The kaikaranga (female that does the calling) welcomes the manuhiri onto the marae by calling out. She is usually the eldest, most knowledgable woman. She also will remember the guests tipuna (ancestors) and her own tipuna to show respect. As well as acknowledging the recently passed.
She will call on the different atua (gods) to help welcome the manuhiri safely onto the marae and she will acknowledge the kaupapa (purpose) of the hui (gathering/meeting). The manuhiri will have a kairangara on their side to respond as well. After a couple of karanga have taken place, the tangata whenua perform a haka powhiri. They stand in rows, side-by-side, quivering their hands as they perform appropriate actions to the haka. Welcoming the manuhiri onto their marae and their land. To share the warmth of their wharenui, kōrero (stories) and kai (feast/food).
While the haka powhiri is still taking place, the manuhiri take their shoes off before entering the wharenui as a sign of respect. They are then seated on the opposite side of the wharenui to the tangata whenua.
Men sit in the first couple of rows of chairs and woman behind. The first row of men on either side of the wharenui (manuhiri&tangata whenua) are the kaikōrero (speakers) of both parties. These men are usually the most knowledgeable, matatau ki te reo Māori (reo Māori experts) and rangatira of the party.
The tangata whenua will start with a whaikōrero (formal speech). They will formally welcome the manuhiri.
The manuhiri will then respond with a whaikōrero and lay down/offer a koha (gift-usually money) to contribute to costs of the event, usually food. A waiata tautoko (supporting song) is sung after each whaikōrero. They proceed to do the hongi (pressing of the nose).
Everyone lines up and hongi each other. It is said that this is the connection between the two people and the two parties. They come together and share the ‘breath of life’.
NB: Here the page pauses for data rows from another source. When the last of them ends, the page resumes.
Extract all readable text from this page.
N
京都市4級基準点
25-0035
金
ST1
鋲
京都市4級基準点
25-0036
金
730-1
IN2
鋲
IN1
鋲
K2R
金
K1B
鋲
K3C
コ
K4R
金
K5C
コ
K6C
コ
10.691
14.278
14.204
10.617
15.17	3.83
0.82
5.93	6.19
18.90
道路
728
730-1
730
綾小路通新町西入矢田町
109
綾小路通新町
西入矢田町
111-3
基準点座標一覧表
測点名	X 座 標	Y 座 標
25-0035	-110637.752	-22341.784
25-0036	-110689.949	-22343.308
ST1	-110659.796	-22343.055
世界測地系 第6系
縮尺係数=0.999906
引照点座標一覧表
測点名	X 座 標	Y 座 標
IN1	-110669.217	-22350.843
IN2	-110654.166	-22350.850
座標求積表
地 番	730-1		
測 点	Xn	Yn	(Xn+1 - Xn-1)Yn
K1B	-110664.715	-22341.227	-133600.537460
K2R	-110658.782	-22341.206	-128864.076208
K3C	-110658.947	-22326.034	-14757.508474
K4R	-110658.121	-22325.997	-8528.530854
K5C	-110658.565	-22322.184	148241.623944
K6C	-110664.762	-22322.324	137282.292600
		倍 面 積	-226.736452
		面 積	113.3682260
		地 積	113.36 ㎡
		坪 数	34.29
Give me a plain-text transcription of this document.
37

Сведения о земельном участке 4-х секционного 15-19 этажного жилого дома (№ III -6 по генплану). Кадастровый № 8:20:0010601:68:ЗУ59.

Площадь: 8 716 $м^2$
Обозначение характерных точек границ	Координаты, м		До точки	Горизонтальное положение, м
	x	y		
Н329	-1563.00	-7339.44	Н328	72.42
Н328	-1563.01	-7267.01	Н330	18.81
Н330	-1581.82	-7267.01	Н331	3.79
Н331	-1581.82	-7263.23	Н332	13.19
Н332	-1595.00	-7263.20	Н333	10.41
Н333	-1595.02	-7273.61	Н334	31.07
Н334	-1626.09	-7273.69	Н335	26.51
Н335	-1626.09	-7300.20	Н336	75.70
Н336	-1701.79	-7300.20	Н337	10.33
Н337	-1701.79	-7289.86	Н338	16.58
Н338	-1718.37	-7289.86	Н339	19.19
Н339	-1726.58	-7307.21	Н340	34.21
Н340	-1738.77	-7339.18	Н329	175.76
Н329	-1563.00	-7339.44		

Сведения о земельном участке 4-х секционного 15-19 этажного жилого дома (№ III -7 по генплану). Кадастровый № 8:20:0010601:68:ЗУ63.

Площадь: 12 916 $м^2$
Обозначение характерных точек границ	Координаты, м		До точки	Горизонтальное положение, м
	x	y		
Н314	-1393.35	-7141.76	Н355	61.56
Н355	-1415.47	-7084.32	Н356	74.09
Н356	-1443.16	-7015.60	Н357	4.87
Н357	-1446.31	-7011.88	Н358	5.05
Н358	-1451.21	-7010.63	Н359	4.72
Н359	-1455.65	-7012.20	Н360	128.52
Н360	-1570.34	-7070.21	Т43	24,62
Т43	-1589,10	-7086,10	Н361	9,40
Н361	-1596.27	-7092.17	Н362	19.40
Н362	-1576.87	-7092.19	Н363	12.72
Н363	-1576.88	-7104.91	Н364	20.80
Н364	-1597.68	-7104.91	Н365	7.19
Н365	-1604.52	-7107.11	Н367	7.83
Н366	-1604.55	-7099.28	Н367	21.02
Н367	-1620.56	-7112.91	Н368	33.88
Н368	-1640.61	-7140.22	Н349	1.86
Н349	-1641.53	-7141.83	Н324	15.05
This sacred ritual originates from the kōrero purakau (story) of our atua (gods), Hine-ahu-one and Tāne-nui-a-Rangi. Hine-ahu-one was the first woman to be created by Tāne-nui-a-Rangi, her husband. He shaped her body with the earth at the beach at Kurawaka and breathed the breath of life into her nose, causing her wake up and she was alive.
The formal welcoming is concluded with a hakari (feast), prepared by the tangata whenua.
It is a chance to mingle with each other and share stories. But more importantly, it is meant to lift the tapu (sacred nature) of the pōwhiri and the manuhiri and tangata whenua are united as one.
In most instances the tangata whenua will entertain the manuhiri at the hakari with waiata-a-ringa (action song), poi (poi dance) and haka (war dance).
This performance is to make the manuhiri feel welcome, to pay homage to the kaupapa and to thank the manuhiri for attending.
In this case, the manuhiri were entertained after the hakari, in the wharenui. The peformance was tailor-made by Te Wehi Haka for the event.
You see here our beautiful woman showing off their enticing eyes by doing the pukana while performing the waiata-a-ringa. Our fierce men are performing with their taiaha and showing the different strikes and blocks that you would use in war.